Ma Leonelli smentisce la paternità della proposta, anche se ne condivide le finalità: “Leggo che il commissario umbro del Pd Verini attribuirebbe a me la proposta del cosiddetto rimborso a titolo risarcitorio di 30mila euro previsto in caso di abbandono del gruppo consiliare da parte degli eletti. Sinceramente non ricordo di aver espressamente fatto questa proposta, ma posso dire che il principio generale di questa idea è stato sostanzialmente condiviso da me e dagli altri colleghi candidati. L’obiettivo, per come io l’ho interpretato, è quello, semplicemente, di garantire a un partito che a livello territoriale vive solo sulle contribuzioni degli eletti, una entrata certa, nel pieno rispetto della legge, oltre che del codice etico, dello statuto e dei regolamenti finanziari del Pd – spiega Giacomo Leonelli -. Nel corso della passata legislatura, da segretario regionale, ho potuto toccare con mano la delicatezza dell’argomento, quando un consigliere ha scelto di uscire dal Pd e dal gruppo; già allora attività politica e posti di lavoro dei dipendenti rischiarono di risentirne in maniera importante. Anche per questo non ci è sembrata, a me e agli altri colleghi, così fuori luogo l’idea di impegnare tutti gli eletti a corrispondere una cifra che comunque è meno della metà di quanto dovrebbe versare un consigliere in via ordinaria in caso di elezione in cinque anni al Pd”.
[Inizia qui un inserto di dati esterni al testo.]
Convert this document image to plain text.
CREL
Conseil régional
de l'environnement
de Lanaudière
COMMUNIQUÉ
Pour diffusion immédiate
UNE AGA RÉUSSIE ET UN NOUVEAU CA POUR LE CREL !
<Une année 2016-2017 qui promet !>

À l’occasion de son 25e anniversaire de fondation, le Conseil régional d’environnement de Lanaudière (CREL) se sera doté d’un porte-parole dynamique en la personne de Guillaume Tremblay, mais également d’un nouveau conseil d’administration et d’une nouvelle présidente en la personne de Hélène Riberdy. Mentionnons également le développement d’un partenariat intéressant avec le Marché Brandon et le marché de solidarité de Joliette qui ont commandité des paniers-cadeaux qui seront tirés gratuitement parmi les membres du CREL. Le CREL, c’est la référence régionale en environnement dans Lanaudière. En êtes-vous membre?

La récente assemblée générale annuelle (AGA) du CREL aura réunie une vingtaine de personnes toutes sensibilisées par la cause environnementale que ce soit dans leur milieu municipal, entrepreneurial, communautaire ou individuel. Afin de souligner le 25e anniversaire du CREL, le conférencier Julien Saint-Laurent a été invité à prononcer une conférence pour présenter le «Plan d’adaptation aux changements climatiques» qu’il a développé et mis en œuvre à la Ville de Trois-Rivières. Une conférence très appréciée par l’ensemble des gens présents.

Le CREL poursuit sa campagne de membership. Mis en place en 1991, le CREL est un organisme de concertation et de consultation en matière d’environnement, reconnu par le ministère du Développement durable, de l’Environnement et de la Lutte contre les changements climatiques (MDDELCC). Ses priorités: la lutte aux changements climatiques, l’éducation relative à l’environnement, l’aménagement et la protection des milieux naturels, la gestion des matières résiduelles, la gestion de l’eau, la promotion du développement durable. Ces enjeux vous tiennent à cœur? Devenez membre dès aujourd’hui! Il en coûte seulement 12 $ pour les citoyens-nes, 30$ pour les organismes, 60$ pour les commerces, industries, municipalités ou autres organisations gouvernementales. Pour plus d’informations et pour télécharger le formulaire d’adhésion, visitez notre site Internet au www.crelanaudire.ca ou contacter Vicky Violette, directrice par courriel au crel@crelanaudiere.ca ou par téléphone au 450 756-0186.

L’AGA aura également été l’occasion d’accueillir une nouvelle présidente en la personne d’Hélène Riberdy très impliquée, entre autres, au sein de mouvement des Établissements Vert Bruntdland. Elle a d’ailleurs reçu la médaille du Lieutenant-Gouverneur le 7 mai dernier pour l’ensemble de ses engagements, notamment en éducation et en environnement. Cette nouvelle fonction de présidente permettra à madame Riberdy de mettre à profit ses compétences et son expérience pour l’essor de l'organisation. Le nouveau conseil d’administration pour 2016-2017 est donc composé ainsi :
Una proposta che fa rumore, anche perché arriva dopo la proposta del capo politico del Movimento 5 stelle, Luigi Di Maio, di rimuovere la norma costituzionale del vincolo di mandato per i parlamentari deciso dai padri costituenti. Perché il potere appartiene al popolo, ha spiegato sulle colonne del Corriere della Sera il politologo Ernesto Galli della Loggia. Una posizione che era stata condivisa dall’ex governatrice umbra Catiuscia Marini. Che sabato aveva commentato: “Beh, sul vincolo di mandato e sulla riforma della giustizia si misurerà se il Pd rimarrà riformista o abbraccerà il populismo di sinistra! E qui in molti sceglieranno di rimanere riformisti...”.
Poi la notizia del patto (con tanto di sanzione) che Verini ha sottoposto ai candidati. E un nuovo commento di Catiuscia Marini: “In Umbria le modifiche costituzionali si applicano prima che le approvi il Parlamento… siamo avanti” ironizza sdegnata. Poi un quesito: “Ma siamo sicuri che violando lo Statuto regionale non ci siano problemi?“. Perché ovviamente nello Statuto della Regione Umbria non si prevedono norme per “vincolare” i consiglieri. Né, del resto, che impongono agli eletti di versare quote al proprio partito.